Album of the Week
“This project is a meditation on the value of love relative to worldly success.”
Thus delineates a statement for J. Cole’s introspective third LP, 2014 Forest Hills Drive. The 29-year-old rapper returns home, reaching new levels of maturity and artistic strut en route.
The album’s title is derived from the address of his actual childhood home in Fayetteville, North Carolina. The 2014 Forest Hills Drive house marked a change for a young Cole. It was the first proper house his family occupied after growing up in trailer parks, which at the time elevated his sense of domestic pride and socio-economic standing.
This period also marked the spark of Cole’s active interest in rap. Having the privacy of his own room, the time proved instrumental in the development of his now-flourishing talent as an MC. The home was eventually foreclosed upon when Cole was still too young to help, but in poetic act of overcoming he recently bought the house back this past fall – his first property purchase.
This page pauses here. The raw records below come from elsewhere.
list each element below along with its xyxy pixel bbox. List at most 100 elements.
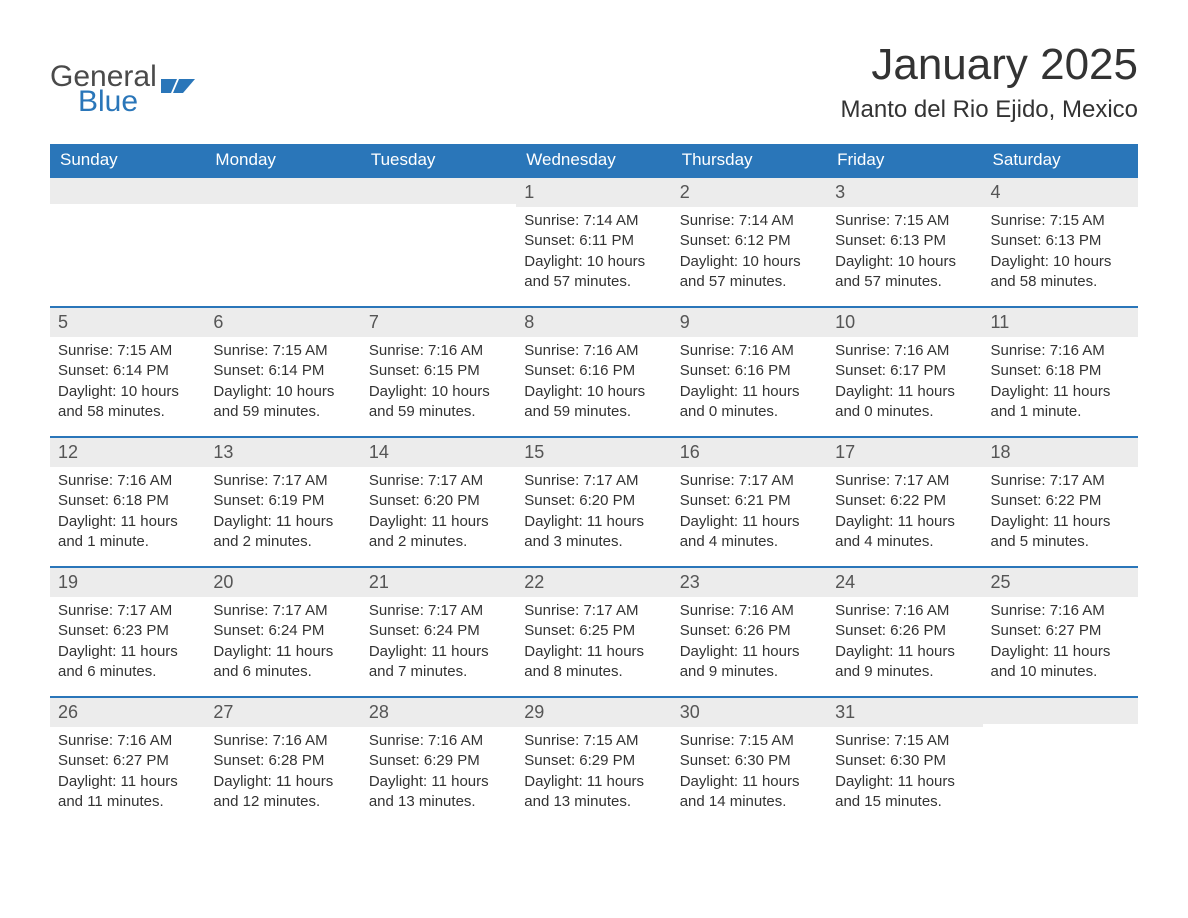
day-body: Sunrise: 7:16 AMSunset: 6:18 PMDaylight:… xyxy=(50,467,205,562)
daylight-line: Daylight: 10 hours and 57 minutes. xyxy=(680,252,819,293)
sunset-line: Sunset: 6:28 PM xyxy=(213,751,352,771)
sunrise-line: Sunrise: 7:17 AM xyxy=(524,601,663,621)
day-body: Sunrise: 7:16 AMSunset: 6:28 PMDaylight:… xyxy=(205,727,360,822)
day-number: 13 xyxy=(205,438,360,467)
day-body xyxy=(361,204,516,218)
sunrise-line: Sunrise: 7:17 AM xyxy=(213,471,352,491)
sunrise-line: Sunrise: 7:15 AM xyxy=(991,211,1130,231)
daylight-line: Daylight: 10 hours and 58 minutes. xyxy=(58,382,197,423)
day-number: 2 xyxy=(672,178,827,207)
sunrise-line: Sunrise: 7:15 AM xyxy=(680,731,819,751)
sunrise-line: Sunrise: 7:16 AM xyxy=(369,731,508,751)
sunset-line: Sunset: 6:27 PM xyxy=(58,751,197,771)
day-body: Sunrise: 7:15 AMSunset: 6:29 PMDaylight:… xyxy=(516,727,671,822)
calendar-day: 27Sunrise: 7:16 AMSunset: 6:28 PMDayligh… xyxy=(205,696,360,826)
day-body: Sunrise: 7:16 AMSunset: 6:16 PMDaylight:… xyxy=(672,337,827,432)
weekday-header: Friday xyxy=(827,144,982,176)
day-number: 27 xyxy=(205,698,360,727)
day-body: Sunrise: 7:16 AMSunset: 6:27 PMDaylight:… xyxy=(50,727,205,822)
daylight-line: Daylight: 11 hours and 14 minutes. xyxy=(680,772,819,813)
sunrise-line: Sunrise: 7:16 AM xyxy=(835,601,974,621)
day-number: 1 xyxy=(516,178,671,207)
calendar-day: 3Sunrise: 7:15 AMSunset: 6:13 PMDaylight… xyxy=(827,176,982,306)
day-number: 31 xyxy=(827,698,982,727)
calendar-day-empty xyxy=(50,176,205,306)
calendar-day: 12Sunrise: 7:16 AMSunset: 6:18 PMDayligh… xyxy=(50,436,205,566)
calendar-day-empty xyxy=(983,696,1138,826)
sunset-line: Sunset: 6:20 PM xyxy=(369,491,508,511)
day-body: Sunrise: 7:15 AMSunset: 6:30 PMDaylight:… xyxy=(672,727,827,822)
month-title: January 2025 xyxy=(841,40,1138,90)
day-number xyxy=(50,178,205,207)
daylight-line: Daylight: 11 hours and 9 minutes. xyxy=(680,642,819,683)
calendar-day: 14Sunrise: 7:17 AMSunset: 6:20 PMDayligh… xyxy=(361,436,516,566)
calendar-day: 5Sunrise: 7:15 AMSunset: 6:14 PMDaylight… xyxy=(50,306,205,436)
sunrise-line: Sunrise: 7:15 AM xyxy=(835,211,974,231)
sunrise-line: Sunrise: 7:15 AM xyxy=(58,341,197,361)
sunset-line: Sunset: 6:20 PM xyxy=(524,491,663,511)
sunrise-line: Sunrise: 7:16 AM xyxy=(58,471,197,491)
calendar-day: 22Sunrise: 7:17 AMSunset: 6:25 PMDayligh… xyxy=(516,566,671,696)
sunrise-line: Sunrise: 7:17 AM xyxy=(991,471,1130,491)
sunset-line: Sunset: 6:22 PM xyxy=(991,491,1130,511)
daylight-line: Daylight: 11 hours and 9 minutes. xyxy=(835,642,974,683)
sunset-line: Sunset: 6:30 PM xyxy=(835,751,974,771)
calendar-day: 19Sunrise: 7:17 AMSunset: 6:23 PMDayligh… xyxy=(50,566,205,696)
sunset-line: Sunset: 6:12 PM xyxy=(680,231,819,251)
sunset-line: Sunset: 6:16 PM xyxy=(524,361,663,381)
day-body: Sunrise: 7:17 AMSunset: 6:22 PMDaylight:… xyxy=(983,467,1138,562)
day-number: 23 xyxy=(672,568,827,597)
day-number: 5 xyxy=(50,308,205,337)
day-body xyxy=(983,724,1138,738)
weekday-header: Wednesday xyxy=(516,144,671,176)
calendar-day: 1Sunrise: 7:14 AMSunset: 6:11 PMDaylight… xyxy=(516,176,671,306)
day-body xyxy=(50,204,205,218)
day-number: 4 xyxy=(983,178,1138,207)
weekday-header: Tuesday xyxy=(361,144,516,176)
location: Manto del Rio Ejido, Mexico xyxy=(841,96,1138,124)
daylight-line: Daylight: 11 hours and 7 minutes. xyxy=(369,642,508,683)
daylight-line: Daylight: 11 hours and 13 minutes. xyxy=(524,772,663,813)
day-body: Sunrise: 7:17 AMSunset: 6:24 PMDaylight:… xyxy=(361,597,516,692)
day-number xyxy=(983,698,1138,727)
calendar-day: 29Sunrise: 7:15 AMSunset: 6:29 PMDayligh… xyxy=(516,696,671,826)
day-body: Sunrise: 7:17 AMSunset: 6:25 PMDaylight:… xyxy=(516,597,671,692)
sunrise-line: Sunrise: 7:17 AM xyxy=(213,601,352,621)
calendar-day: 2 Sunrise: 7:14 AMSunset: 6:12 PMDaylight… xyxy=(672,176,827,306)
day-body: Sunrise: 7:17 AMSunset: 6:19 PMDaylight:… xyxy=(205,467,360,562)
calendar-day: 4Sunrise: 7:15 AMSunset: 6:13 PMDaylight… xyxy=(983,176,1138,306)
day-body: Sunrise: 7:14 AMSunset: 6:11 PMDaylight:… xyxy=(516,207,671,302)
day-body: Sunrise: 7:16 AMSunset: 6:26 PMDaylight:… xyxy=(827,597,982,692)
daylight-line: Daylight: 10 hours and 59 minutes. xyxy=(369,382,508,423)
day-number: 22 xyxy=(516,568,671,597)
day-body: Sunrise: 7:15 AMSunset: 6:14 PMDaylight:… xyxy=(205,337,360,432)
calendar-day: 16Sunrise: 7:17 AMSunset: 6:21 PMDayligh… xyxy=(672,436,827,566)
sunrise-line: Sunrise: 7:17 AM xyxy=(835,471,974,491)
header: General Blue January 2025 Manto del Rio … xyxy=(50,40,1138,124)
day-number: 16 xyxy=(672,438,827,467)
day-number xyxy=(205,178,360,207)
calendar-day: 25Sunrise: 7:16 AMSunset: 6:27 PMDayligh… xyxy=(983,566,1138,696)
sunset-line: Sunset: 6:25 PM xyxy=(524,621,663,641)
weekday-header: Thursday xyxy=(672,144,827,176)
day-body: Sunrise: 7:17 AMSunset: 6:24 PMDaylight:… xyxy=(205,597,360,692)
daylight-line: Daylight: 11 hours and 13 minutes. xyxy=(369,772,508,813)
sunset-line: Sunset: 6:11 PM xyxy=(524,231,663,251)
day-body: Sunrise: 7:16 AMSunset: 6:17 PMDaylight:… xyxy=(827,337,982,432)
sunrise-line: Sunrise: 7:14 AM xyxy=(680,211,819,231)
calendar-day: 9Sunrise: 7:16 AMSunset: 6:16 PMDaylight… xyxy=(672,306,827,436)
daylight-line: Daylight: 11 hours and 4 minutes. xyxy=(835,512,974,553)
calendar-day: 17Sunrise: 7:17 AMSunset: 6:22 PMDayligh… xyxy=(827,436,982,566)
calendar-day: 10Sunrise: 7:16 AMSunset: 6:17 PMDayligh… xyxy=(827,306,982,436)
calendar-header-row: SundayMondayTuesdayWednesdayThursdayFrid… xyxy=(50,144,1138,176)
calendar-week: 19Sunrise: 7:17 AMSunset: 6:23 PMDayligh… xyxy=(50,566,1138,696)
day-number: 10 xyxy=(827,308,982,337)
day-body: Sunrise: 7:15 AMSunset: 6:13 PMDaylight:… xyxy=(827,207,982,302)
day-body: Sunrise: 7:15 AMSunset: 6:30 PMDaylight:… xyxy=(827,727,982,822)
day-number: 28 xyxy=(361,698,516,727)
day-body xyxy=(205,204,360,218)
day-body: Sunrise: 7:17 AMSunset: 6:21 PMDaylight:… xyxy=(672,467,827,562)
calendar-week: 26Sunrise: 7:16 AMSunset: 6:27 PMDayligh… xyxy=(50,696,1138,826)
sunset-line: Sunset: 6:30 PM xyxy=(680,751,819,771)
day-number: 7 xyxy=(361,308,516,337)
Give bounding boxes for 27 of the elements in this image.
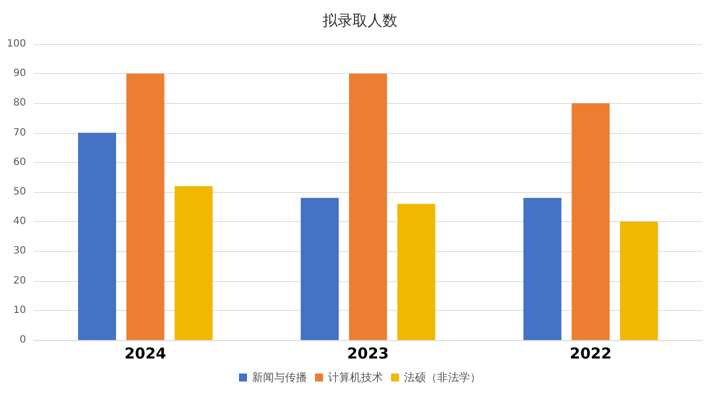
y-tick-label: 10	[13, 304, 26, 316]
x-tick-label: 2024	[124, 344, 166, 362]
y-tick-label: 40	[13, 216, 26, 228]
legend-label: 法硕（非法学）	[404, 371, 481, 384]
bar	[523, 198, 562, 340]
bar	[620, 222, 658, 340]
bar	[126, 74, 164, 340]
x-tick-label: 2023	[347, 344, 389, 362]
y-tick-label: 90	[13, 68, 26, 80]
bar	[397, 204, 436, 340]
x-tick-label: 2022	[570, 344, 612, 362]
y-tick-label: 70	[13, 127, 26, 138]
bar	[78, 132, 116, 340]
bar	[300, 198, 339, 340]
y-tick-label: 0	[20, 334, 26, 346]
y-tick-label: 30	[13, 246, 26, 257]
chart-title: 拟录取人数	[322, 12, 398, 30]
y-tick-label: 50	[13, 186, 26, 198]
y-tick-label: 80	[13, 98, 26, 109]
bar	[572, 103, 610, 340]
bar	[174, 186, 213, 340]
bar	[349, 74, 387, 340]
y-tick-label: 100	[6, 38, 26, 50]
legend-label: 计算机技术	[328, 371, 383, 384]
y-tick-label: 60	[13, 156, 26, 168]
legend-label: 新闻与传播	[252, 371, 307, 384]
y-tick-label: 20	[13, 275, 26, 286]
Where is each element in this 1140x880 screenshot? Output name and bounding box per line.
What’s apparent over the duration of this album-length reflection, in chorus with the record’s documentary-style trailer video, is that Cole seems to see himself as equal parts local boy done good and prodigal son.
He lives up to the self-promotional hubris of a platinum selling rapper, yet, especially in contrast to his peers, Cole is not restrained in admitting his own insecurities, shortcomings and regrets. In relishing the fruits of his own success, it is not lost on Cole how he’s changed and what he’s left behind. Nor does he seem to have any illusions about the impermanence of that success. This is hip-hop approaching its most transparently human. Cole’s production is also refreshingly restrained, opting for fashionably concise beats and melodies that make up for simplicity with maturity and groove.
This record was something of a surprise – a pleasant one at that – announced less than a month ago with no singles or further promotion leading up to release.
J. Cole chose to forgo the traditional industry rollout, preferring to limit pre-album hype and context in order for the album to be ingested as a whole. As the aforementioned statement reads, “He wanted it to be pure for fans and he wanted the tale to be heard by them first and the perception to be personal and theirs alone.”